How to apply for an education loan in India
Choosing the right student loan can greatly impact your financial well-being. Here are some tips to help you make an informed decision:
- Compare Interest Rates and Total Cost: Look beyond just the interest rate; consider the total cost of the loan over its tenure.
- Check for Hidden Charges and Fees: Be aware of any processing fees, prepayment penalties, or other hidden charges that may affect the overall cost.
- Understand Repayment Terms and Flexibility: Ensure you understand the repayment schedule, EMI amount, and any flexibility in repayment options.
- Consider the Reputation and Customer Service of the Lender: Choose a lender with a good reputation for customer service and transparent policies.
- Evaluate Additional Benefits: Look for loans that offer additional benefits like interest subsidies for certain categories of students or moratorium periods post-course completion for job search or further studies. These benefits can significantly reduce your financial burden in the long run.
Benefits of choosing EduFund for your student loan
Although we’ve talked about how you can choose the best student loan in India, let us give you a shortcut to that – EduFund!
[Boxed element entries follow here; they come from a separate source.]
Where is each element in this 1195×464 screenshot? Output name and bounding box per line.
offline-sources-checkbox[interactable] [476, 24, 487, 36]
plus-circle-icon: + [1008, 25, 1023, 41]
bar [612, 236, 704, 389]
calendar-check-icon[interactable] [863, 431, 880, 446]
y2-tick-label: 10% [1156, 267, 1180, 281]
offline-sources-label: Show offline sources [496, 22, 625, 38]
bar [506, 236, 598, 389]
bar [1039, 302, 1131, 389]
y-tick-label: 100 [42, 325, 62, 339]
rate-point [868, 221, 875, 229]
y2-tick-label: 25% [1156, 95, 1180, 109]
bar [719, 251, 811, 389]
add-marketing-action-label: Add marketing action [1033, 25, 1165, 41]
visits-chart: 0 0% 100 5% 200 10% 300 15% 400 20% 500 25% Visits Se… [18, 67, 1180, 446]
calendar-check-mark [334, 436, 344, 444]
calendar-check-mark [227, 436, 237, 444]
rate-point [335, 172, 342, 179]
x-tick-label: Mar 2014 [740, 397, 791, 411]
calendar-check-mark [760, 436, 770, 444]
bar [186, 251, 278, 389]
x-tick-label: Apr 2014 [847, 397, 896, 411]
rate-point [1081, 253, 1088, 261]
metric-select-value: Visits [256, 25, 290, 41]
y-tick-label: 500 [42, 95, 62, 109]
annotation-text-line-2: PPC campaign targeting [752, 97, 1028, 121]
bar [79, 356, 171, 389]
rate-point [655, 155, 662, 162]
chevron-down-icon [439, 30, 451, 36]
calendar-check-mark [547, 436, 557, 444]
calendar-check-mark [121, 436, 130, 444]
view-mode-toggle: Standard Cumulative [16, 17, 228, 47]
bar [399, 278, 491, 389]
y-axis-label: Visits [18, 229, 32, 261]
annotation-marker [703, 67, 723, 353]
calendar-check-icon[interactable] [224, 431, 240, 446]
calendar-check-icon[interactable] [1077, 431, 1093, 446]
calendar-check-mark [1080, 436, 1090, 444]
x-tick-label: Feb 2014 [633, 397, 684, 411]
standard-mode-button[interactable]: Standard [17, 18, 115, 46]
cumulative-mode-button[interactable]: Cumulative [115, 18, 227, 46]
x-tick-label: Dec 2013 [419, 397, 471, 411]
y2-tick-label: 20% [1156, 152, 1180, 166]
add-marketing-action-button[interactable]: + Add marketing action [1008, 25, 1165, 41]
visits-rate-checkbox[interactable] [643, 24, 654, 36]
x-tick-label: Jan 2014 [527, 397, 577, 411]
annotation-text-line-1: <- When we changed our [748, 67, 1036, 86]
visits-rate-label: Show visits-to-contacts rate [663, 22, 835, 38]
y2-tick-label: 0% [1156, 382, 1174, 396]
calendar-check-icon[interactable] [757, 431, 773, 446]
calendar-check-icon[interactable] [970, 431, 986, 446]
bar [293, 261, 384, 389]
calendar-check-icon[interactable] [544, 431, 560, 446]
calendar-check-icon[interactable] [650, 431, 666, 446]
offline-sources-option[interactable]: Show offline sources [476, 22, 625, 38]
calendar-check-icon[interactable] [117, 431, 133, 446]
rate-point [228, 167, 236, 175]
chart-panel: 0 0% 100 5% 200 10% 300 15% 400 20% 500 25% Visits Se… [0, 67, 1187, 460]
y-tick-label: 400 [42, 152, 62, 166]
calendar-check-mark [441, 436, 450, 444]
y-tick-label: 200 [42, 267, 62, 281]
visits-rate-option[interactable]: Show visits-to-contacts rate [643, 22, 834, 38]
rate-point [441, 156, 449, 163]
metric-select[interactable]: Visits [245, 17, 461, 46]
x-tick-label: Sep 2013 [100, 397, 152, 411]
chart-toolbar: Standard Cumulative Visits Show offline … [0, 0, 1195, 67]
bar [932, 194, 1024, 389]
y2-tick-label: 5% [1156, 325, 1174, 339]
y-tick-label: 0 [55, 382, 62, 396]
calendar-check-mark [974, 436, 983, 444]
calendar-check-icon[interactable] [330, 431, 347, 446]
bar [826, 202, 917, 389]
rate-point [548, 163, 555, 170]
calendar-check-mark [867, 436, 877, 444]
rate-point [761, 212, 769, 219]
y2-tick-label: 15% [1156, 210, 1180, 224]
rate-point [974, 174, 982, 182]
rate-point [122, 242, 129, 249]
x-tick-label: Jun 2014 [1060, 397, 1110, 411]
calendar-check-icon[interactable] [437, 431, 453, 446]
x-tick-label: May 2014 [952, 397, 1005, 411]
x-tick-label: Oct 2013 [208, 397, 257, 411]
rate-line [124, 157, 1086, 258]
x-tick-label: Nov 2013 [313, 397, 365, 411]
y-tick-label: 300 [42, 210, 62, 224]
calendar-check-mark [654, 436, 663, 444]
Here’s what we can offer you!
Loan Features | What EduFund Offers |
Competitive Interest Rates | EduFund offers competitive interest rates starting from 5.5%. |
No Processing Fees | No processing fees, ensuring you save on upfront costs. |
Flexible Repayment Options | Customizable repayment plans based on your financial situation. |
Quick and Easy Application Process | Streamlined application process for faster loan approval. |
Pre-Approved Loan Offers | Pre-approved loan offers based on your eligibility. |
Expert Loan Advisors | Access to expert loan advisors for guidance and support. |
Online Account Management | Convenient online account management for loan tracking. |
Additional Benefits | Additional benefits like interest subsidies and tax benefits. |
Choosing the right student loan is pivotal for a successful academic journey. With careful research, comparison, and consideration of factors like interest rates, repayment terms, and lender benefits, you can make an informed decision.